Friction and Wear Performance of Boundary-lubricated DLC/DLC Contacts in Synthetic base Oil

Abstract

The use of diamond-like carbon (DLC) coatings in engine components can be one of the potential solutions for automotive industry to improve fuel efficiency by controlling the friction and wear. The tribological behavior of various types of DLC coatings in liquid lubricated systems and their interaction with lubricants are needed for proper usage of these coatings. In this study, the friction and wear performance of four different DLC coatings in synthetic base oil polyalpha-olefin (PAO) were investigated using pin-on-disc tribometer under boundary lubricated condition. One hydrogen-free ta-C DLC, one hydrogenated a-C:H, one silicon doped a-C:H:Si and one chromium doped a-C:H:Cr were deposited on SUJ2 bearing steel pins and discs for this study.
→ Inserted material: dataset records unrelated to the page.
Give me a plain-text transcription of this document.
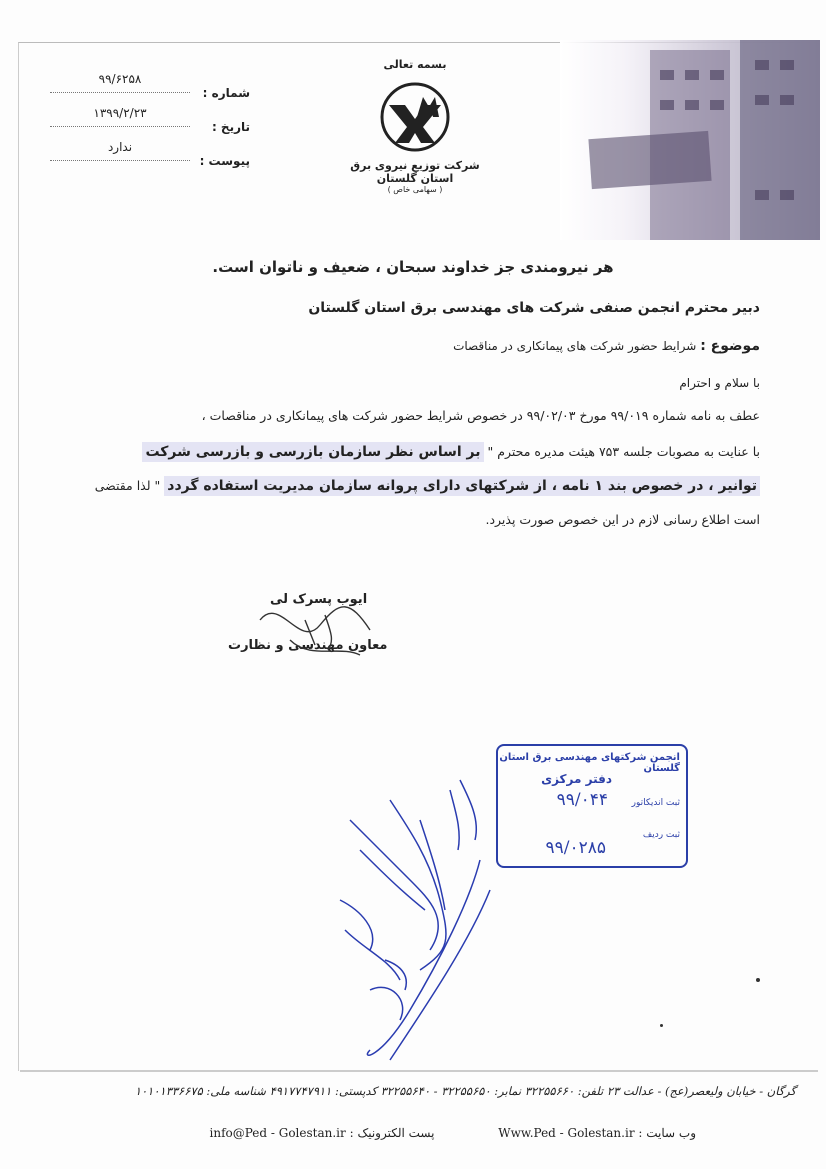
بسمه تعالی
شرکت توزیع نیروی برق
استان گلستان
( سهامی خاص )
۹۹/۶۲۵۸
شماره :
۱۳۹۹/۲/۲۳
تاریخ :
ندارد
پیوست :
هر نیرومندی جز خداوند سبحان ، ضعیف و ناتوان است.
دبیر محترم انجمن صنفی شرکت های مهندسی برق استان گلستان
موضوع : شرایط حضور شرکت های پیمانکاری در مناقصات
با سلام و احترام
عطف به نامه شماره ۹۹/۰۱۹ مورخ ۹۹/۰۲/۰۳ در خصوص شرایط حضور شرکت های پیمانکاری در مناقصات ،
با عنایت به مصوبات جلسه ۷۵۳ هیئت مدیره محترم " بر اساس نظر سازمان بازرسی و بازرسی شرکت
توانیر ، در خصوص بند ۱ نامه ، از شرکتهای دارای پروانه سازمان مدیریت استفاده گردد " لذا مقتضی
است اطلاع رسانی لازم در این خصوص صورت پذیرد.
ایوب پسرک لی
معاون مهندسی و نظارت
انجمن شرکتهای مهندسی برق استان گلستان
دفتر مرکزی
ثبت اندیکاتور
۹۹/۰۴۴
ثبت ردیف
۹۹/۰۲۸۵
گرگان - خیابان ولیعصر(عج) - عدالت ۲۳ تلفن: ۳۲۲۵۵۶۶۰ نمابر: ۳۲۲۵۵۶۵۰ - ۳۲۲۵۵۶۴۰ کدپستی: ۴۹۱۷۷۴۷۹۱۱ شناسه ملی: ۱۰۱۰۱۳۳۶۶۷۵
وب سایت : Www.Ped - Golestan.ir پست الکترونیک : info@Ped - Golestan.ir
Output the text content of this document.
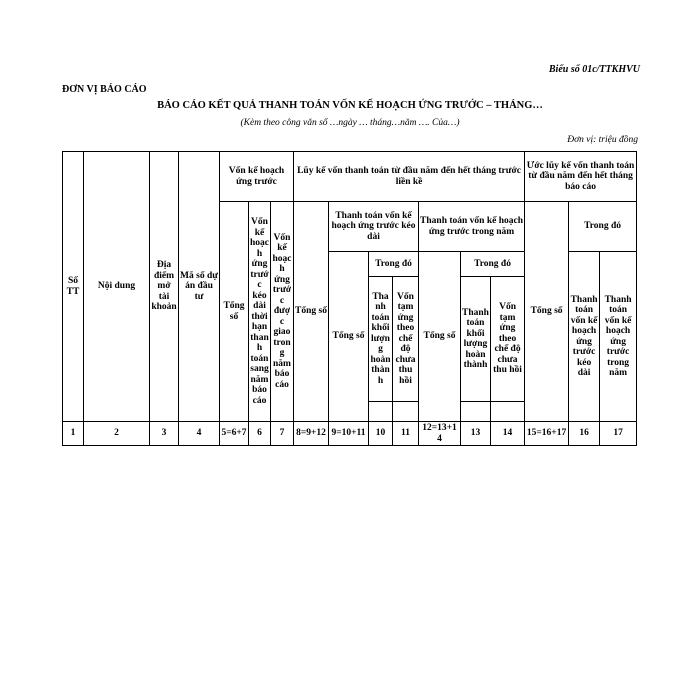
Biểu số 01c/TTKHVU
ĐƠN VỊ BÁO CÁO
BÁO CÁO KẾT QUẢ THANH TOÁN VỐN KẾ HOẠCH ỨNG TRƯỚC – THÁNG…
(Kèm theo công văn số …ngày … tháng…năm …. Của…)
Đơn vị: triệu đồng
Số TT	Nội dung	Địa điểm mở tài khoản	Mã số dự án đầu tư	Vốn kế hoạch ứng trước			Lũy kế vốn thanh toán từ đầu năm đến hết tháng trước liền kề							Ước lũy kế vốn thanh toán từ đầu năm đến hết tháng báo cáo		
				Tổng số	Vốn kế hoạch ứng trước kéo dài thời hạn thanh toán sang năm báo cáo	Vốn kế hoạch ứng trước được giao trong năm báo cáo	Tổng số	Thanh toán vốn kế hoạch ứng trước kéo dài			Thanh toán vốn kế hoạch ứng trước trong năm			Tổng số	Trong đó	
								Tổng số	Trong đó		Tổng số	Trong đó			Thanh toán vốn kế hoạch ứng trước kéo dài	Thanh toán vốn kế hoạch ứng trước trong năm
									Thanh toán khối lượng hoàn thành	Vốn tạm ứng theo chế độ chưa thu hồi		Thanh toán khối lượng hoàn thành	Vốn tạm ứng theo chế độ chưa thu hồi			

1	2	3	4	5=6+7	6	7	8=9+12	9=10+11	10	11	12=13+14	13	14	15=16+17	16	17
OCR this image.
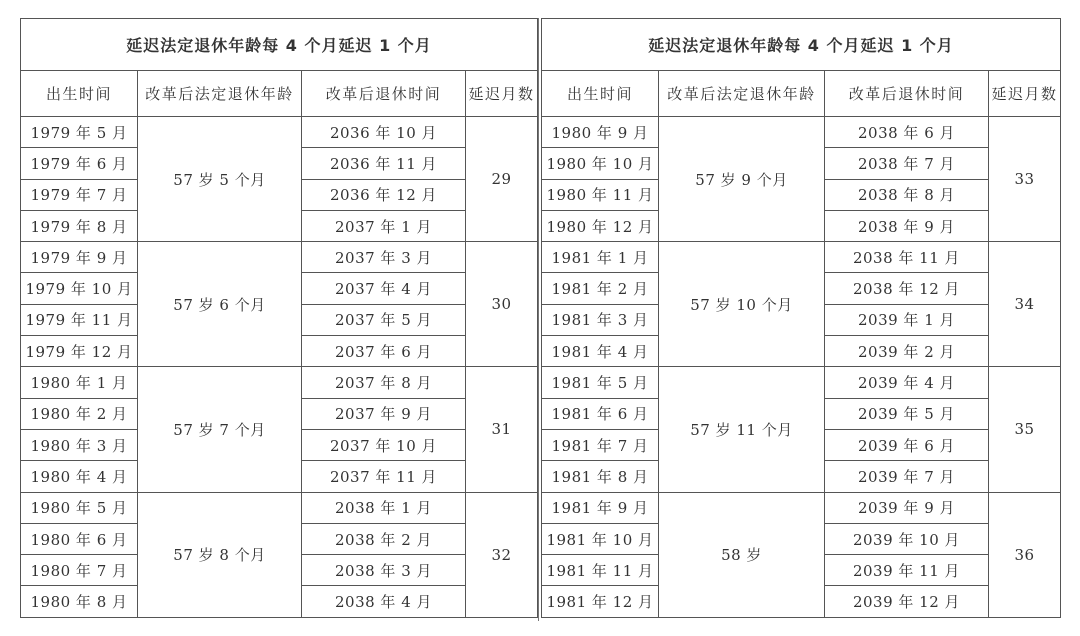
延迟法定退休年龄每 4 个月延迟 1 个月			
出生时间	改革后法定退休年龄	改革后退休时间	延迟月数
1979 年 5 月	57 岁 5 个月	2036 年 10 月	29
1979 年 6 月		2036 年 11 月	
1979 年 7 月		2036 年 12 月	
1979 年 8 月		2037 年 1 月	
1979 年 9 月	57 岁 6 个月	2037 年 3 月	30
1979 年 10 月		2037 年 4 月	
1979 年 11 月		2037 年 5 月	
1979 年 12 月		2037 年 6 月	
1980 年 1 月	57 岁 7 个月	2037 年 8 月	31
1980 年 2 月		2037 年 9 月	
1980 年 3 月		2037 年 10 月	
1980 年 4 月		2037 年 11 月	
1980 年 5 月	57 岁 8 个月	2038 年 1 月	32
1980 年 6 月		2038 年 2 月	
1980 年 7 月		2038 年 3 月	
1980 年 8 月		2038 年 4 月	
延迟法定退休年龄每 4 个月延迟 1 个月			
出生时间	改革后法定退休年龄	改革后退休时间	延迟月数
1980 年 9 月	57 岁 9 个月	2038 年 6 月	33
1980 年 10 月		2038 年 7 月	
1980 年 11 月		2038 年 8 月	
1980 年 12 月		2038 年 9 月	
1981 年 1 月	57 岁 10 个月	2038 年 11 月	34
1981 年 2 月		2038 年 12 月	
1981 年 3 月		2039 年 1 月	
1981 年 4 月		2039 年 2 月	
1981 年 5 月	57 岁 11 个月	2039 年 4 月	35
1981 年 6 月		2039 年 5 月	
1981 年 7 月		2039 年 6 月	
1981 年 8 月		2039 年 7 月	
1981 年 9 月	58 岁	2039 年 9 月	36
1981 年 10 月		2039 年 10 月	
1981 年 11 月		2039 年 11 月	
1981 年 12 月		2039 年 12 月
The structural, mechanical and topographical characterizations of these films were analyzed using Raman spectroscopy, Nano indenter and Atomic Force Microscopy (AFM).The results indicate that structure and doping elements greatly affect the tribological performance of DLC coatings. Ta-C coatings gave the lowest boundary friction, while Si-doped a-C:H:Si showed the highest boundary friction. Hydrogenated a-C:H coating exhibited the highest wear rate, but silicon and chromium incorporation in a-C:H coatings greatly increased the wear resistance. Cr-doped a-C:H:Cr showed the lowest wear rate, followed by Si-doped a-C:H:Si coating.